|Creator||York, John G., 1914-1980|
|Title:||John G. York Drawings and records, South Texas and Oklahoma|
|Abstract||York (1914-1980) was a modernist architect who practiced in the Rio Grande Valley of Texas. Born in Gainesville, Ala.; graduated from the University of Texas (1940); worked with a number of architects during the next 20 years, including Olin G. Boese, G. Meredith Musick, James Roger Musick, Walter C. Bowman, and Bartlett Cocke; appointed to the faculty (1960) and became dean of the School of Architecture at the University of Oklahoma; was a frequent recipient of design awards from the Texas Society of Architects; died in Norman, Okla. Includes 1,000 architectural drawings and .33 linear feet of manuscript material (1940-1977), documenting York’s work as a solo architect in Texas and his continuing career as an architect while teaching at the University of Oklahoma.|
|Identification:||YORK Accession number(s): 1985015|
|Quantity:||1,000 drawings, .33 linear feet of archival material|
Biographical Sketch of John Garth York
John Garth York, the foremost modernist architect to practice in the lower Rio Grande Valley, was born in Gainesville, Ala. York attended North Texas Agricultural College and the University of Texas, earning in a BS Arch degree in 1940. On graduating he worked for the Texas Parks Board and in the architectural department of the National Youth Administration. York served in the US Air Force between 1943 and 1946. He worked for Olin G. Boese in Fort Worth in 1940 and 1941, and for G. Meredith and James Roger Musick in Denver from 1946 to 1948. In 1948, York moved to Harlingen. There he was associated from 1949 to 1955 with the Harlingen architect Walter C. Bowman and the San Antonio architect Bartlett Cocke in the firm of Cocke, Bowman & York. From 1955 until 1960 he practiced under his own name in Harlingen and Corpus Christi.
York swiftly attracted national attention with the inventive modern buildings that he designed. These responded lyrically to the climatic conditions of the Lower Rio Grande Valley and zestfully displayed their light-weight construction and technologically produced building components. Cocke, Bowman & York’s most publicized buildings included a series of elementary schools in Harlingen and Brownsville, the Lon C. Hill Memorial Library in Harlingen of 1951, the Little Creek Magnolia service station in Harlingen of 1953, and Klee Square in Corpus Christi, an office and retail center dating from 1954. York laid out the Harlingen subdivision of Laurel Park along the Arroyo Colorado, where he designed a number of dramatic modern houses, among them the McKelvey (1948), Ulhorn (1949), and Thise (1950) houses, as well as a celebrated house for his own family (1954). In 1951, the Ulhorn House became the first building in the Lower Rio Grande Valley to win an AIA design award. Cocke, Bowman & York and its work were profiled in the June 1955 issue of Progressive Architecture.

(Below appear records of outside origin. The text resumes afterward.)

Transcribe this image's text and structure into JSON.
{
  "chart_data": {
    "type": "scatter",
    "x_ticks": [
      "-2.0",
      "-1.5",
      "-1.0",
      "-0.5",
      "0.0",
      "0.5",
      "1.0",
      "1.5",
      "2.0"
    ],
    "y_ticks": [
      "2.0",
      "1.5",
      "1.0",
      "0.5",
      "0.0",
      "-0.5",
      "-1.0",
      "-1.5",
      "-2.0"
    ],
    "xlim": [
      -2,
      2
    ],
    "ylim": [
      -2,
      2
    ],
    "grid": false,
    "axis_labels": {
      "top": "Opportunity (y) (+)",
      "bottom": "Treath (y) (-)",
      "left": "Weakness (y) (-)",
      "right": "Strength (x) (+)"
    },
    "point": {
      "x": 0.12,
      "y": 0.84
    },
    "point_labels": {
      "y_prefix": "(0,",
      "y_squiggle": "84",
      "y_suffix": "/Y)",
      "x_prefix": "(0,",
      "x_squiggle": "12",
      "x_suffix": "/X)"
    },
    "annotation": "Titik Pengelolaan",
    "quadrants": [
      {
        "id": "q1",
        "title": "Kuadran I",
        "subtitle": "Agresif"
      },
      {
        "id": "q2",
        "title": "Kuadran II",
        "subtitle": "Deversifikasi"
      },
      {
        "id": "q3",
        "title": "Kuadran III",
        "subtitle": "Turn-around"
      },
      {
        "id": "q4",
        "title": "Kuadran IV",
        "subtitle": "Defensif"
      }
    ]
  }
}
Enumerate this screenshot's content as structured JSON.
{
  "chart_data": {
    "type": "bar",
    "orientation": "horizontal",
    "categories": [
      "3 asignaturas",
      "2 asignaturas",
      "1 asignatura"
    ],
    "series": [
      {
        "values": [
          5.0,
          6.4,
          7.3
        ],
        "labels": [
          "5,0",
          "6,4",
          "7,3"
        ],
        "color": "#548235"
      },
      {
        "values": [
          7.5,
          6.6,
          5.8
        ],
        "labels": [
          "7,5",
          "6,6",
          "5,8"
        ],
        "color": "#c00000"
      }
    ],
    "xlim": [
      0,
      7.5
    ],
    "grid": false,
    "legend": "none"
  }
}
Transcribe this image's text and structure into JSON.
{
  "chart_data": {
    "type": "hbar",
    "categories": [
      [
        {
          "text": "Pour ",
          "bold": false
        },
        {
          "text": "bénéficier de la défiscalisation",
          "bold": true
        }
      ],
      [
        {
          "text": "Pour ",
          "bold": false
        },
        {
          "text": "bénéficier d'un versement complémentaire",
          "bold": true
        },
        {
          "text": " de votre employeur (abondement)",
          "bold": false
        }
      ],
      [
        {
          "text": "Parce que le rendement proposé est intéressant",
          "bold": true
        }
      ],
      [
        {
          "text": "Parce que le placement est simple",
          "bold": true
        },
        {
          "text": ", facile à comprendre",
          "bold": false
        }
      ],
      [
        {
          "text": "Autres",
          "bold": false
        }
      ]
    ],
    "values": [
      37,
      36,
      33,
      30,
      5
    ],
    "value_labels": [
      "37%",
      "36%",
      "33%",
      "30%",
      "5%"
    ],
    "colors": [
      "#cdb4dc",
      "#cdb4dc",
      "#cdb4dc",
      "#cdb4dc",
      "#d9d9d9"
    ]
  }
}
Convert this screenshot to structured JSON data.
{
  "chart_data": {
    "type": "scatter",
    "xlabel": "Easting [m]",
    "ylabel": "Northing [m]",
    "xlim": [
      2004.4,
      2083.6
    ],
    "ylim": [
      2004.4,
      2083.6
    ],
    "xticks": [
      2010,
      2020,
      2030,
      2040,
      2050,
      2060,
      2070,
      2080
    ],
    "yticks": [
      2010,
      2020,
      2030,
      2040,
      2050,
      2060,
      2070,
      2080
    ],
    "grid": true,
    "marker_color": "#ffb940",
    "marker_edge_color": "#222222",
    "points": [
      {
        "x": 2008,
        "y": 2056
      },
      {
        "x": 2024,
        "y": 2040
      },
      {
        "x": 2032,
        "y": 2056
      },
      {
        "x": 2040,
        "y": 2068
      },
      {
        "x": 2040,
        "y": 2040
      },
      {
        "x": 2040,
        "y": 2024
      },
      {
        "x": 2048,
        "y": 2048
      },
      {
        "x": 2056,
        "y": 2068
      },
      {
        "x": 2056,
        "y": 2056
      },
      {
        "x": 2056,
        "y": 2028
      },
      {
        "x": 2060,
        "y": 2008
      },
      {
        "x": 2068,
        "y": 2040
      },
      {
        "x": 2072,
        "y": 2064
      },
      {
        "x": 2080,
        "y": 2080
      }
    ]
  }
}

After the dissolution of Cocke, Bowman & York, John York continued to design distinctive modern buildings, notably houses in the Brownsville subdivision of Rio Viejo for Antonio Cisneros and Bernard Whitman (1955), the Fairway Motor Hotel in McAllen (1957), and the Narro-Sanchez Clinic in McAllen (1958). He left Texas in 1960 upon being appointed to the faculty of the School of Architecture at the University of Oklahoma, where he eventually became a professor of architecture and dean. York was married three times; by his second wife, Tacia Catsinas, he had three children. York joined the American Institute of Architects in 1951 and served as president of the Lower Rio Grande Valley Chapter 1953. During the 1950s his firms were frequent recipients of design awards from the Texas Society of Architects. Unfortunately, many of his Texas buildings have suffered from abusive alteration or demolition.
John G. York died in Norman, Okla., on February 7, 1980. His widow, Shirley V. York, deposited his remaining architectural drawings at the Architectural Drawings Collection of the University of Texas at Austin in 1984.
-From “Texas 50.” Texas Architect (Nov./Dec. 1989): p. 81.